Comment by Kathy on August 25, 2011 at 11:05pm
Thanks for the great advice! Now, the trick is to stick to the "must come from the Earth" requirement.
Comment by Marlene Thoms on August 25, 2011 at 3:27pm
Years ago somone asked me how I stayed so slim. My response was "Eat like a horse. But then you have to run like a horse too!" Choosing your parents carefully helps, but beyond that, really look at what a horse (in its natural condition) eats. If humans don't mess up their horse's diet too much, they choose lots of fresh greens and a little grain for natural based fats, protein and carbohydrate.
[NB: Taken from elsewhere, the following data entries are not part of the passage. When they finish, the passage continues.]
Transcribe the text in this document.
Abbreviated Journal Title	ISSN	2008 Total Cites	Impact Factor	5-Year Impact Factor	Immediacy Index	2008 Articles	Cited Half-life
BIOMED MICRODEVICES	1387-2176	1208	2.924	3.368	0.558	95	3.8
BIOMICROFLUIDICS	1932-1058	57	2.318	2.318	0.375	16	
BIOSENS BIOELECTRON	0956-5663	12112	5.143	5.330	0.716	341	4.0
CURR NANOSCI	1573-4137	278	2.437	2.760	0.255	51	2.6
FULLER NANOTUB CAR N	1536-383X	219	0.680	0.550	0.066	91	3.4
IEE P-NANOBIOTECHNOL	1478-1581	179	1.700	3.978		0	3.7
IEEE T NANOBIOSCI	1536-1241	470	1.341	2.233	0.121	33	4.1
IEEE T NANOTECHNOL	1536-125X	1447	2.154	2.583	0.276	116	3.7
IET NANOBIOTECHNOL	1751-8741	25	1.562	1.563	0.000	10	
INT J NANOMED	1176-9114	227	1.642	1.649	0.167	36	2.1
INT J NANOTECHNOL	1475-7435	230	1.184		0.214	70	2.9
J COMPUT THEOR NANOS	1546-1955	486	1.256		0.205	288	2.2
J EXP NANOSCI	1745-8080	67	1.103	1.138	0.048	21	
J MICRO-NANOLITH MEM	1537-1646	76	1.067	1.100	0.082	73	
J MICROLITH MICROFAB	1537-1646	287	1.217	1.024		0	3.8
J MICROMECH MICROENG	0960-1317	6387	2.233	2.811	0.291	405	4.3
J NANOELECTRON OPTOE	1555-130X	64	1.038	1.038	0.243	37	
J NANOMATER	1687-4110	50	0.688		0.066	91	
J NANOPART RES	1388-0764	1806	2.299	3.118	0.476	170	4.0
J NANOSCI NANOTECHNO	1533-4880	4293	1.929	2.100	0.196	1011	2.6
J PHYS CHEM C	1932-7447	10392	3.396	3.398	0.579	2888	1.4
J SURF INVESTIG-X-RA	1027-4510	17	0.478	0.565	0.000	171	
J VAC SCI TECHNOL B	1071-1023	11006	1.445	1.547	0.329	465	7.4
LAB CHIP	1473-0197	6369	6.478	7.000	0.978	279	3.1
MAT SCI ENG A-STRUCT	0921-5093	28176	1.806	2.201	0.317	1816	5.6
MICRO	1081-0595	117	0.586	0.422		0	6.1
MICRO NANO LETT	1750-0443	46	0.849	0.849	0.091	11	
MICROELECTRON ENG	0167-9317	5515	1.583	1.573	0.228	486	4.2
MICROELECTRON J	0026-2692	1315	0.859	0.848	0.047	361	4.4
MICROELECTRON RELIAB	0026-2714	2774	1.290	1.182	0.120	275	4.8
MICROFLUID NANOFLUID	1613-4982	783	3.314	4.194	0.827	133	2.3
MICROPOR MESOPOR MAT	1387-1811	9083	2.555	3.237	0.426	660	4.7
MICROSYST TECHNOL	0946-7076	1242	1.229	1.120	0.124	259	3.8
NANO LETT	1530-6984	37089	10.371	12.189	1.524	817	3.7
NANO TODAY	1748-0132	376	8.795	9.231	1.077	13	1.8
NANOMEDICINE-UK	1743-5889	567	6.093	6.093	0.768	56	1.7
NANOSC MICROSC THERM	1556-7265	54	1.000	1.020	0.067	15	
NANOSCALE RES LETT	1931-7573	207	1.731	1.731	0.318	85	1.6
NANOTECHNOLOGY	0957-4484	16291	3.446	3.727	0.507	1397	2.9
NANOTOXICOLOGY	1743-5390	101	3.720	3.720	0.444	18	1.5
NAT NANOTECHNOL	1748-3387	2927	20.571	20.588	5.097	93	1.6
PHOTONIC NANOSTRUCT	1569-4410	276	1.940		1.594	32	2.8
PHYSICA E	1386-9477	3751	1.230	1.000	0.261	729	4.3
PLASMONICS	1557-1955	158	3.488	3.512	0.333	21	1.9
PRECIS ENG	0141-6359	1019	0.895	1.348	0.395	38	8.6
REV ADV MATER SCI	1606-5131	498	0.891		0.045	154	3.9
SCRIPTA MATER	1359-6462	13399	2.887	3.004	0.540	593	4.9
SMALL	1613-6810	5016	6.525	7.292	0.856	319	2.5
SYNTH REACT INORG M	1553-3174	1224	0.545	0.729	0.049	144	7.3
But also notice horses spend very little time laying around, never sit around, and mostly just stroll around or stand for a while. If people just replaced their sitting time with standing and walking, and enjoyed an occasional game of "tag",just like horses, they would be in very good health. And if humans didn't eat all the rich stuff they do (i.e. cut the fats and sugars, refined carbos)  they wouldn't need a bunch of exercise to lose the excess weight, and would have virtually no heart disease which is what will affect half the people in our society.
Comment by Jackie Cochran on August 23, 2011 at 4:51pm
I'm just curious, what is your take on sweet feeds and pelleted feeds for horses?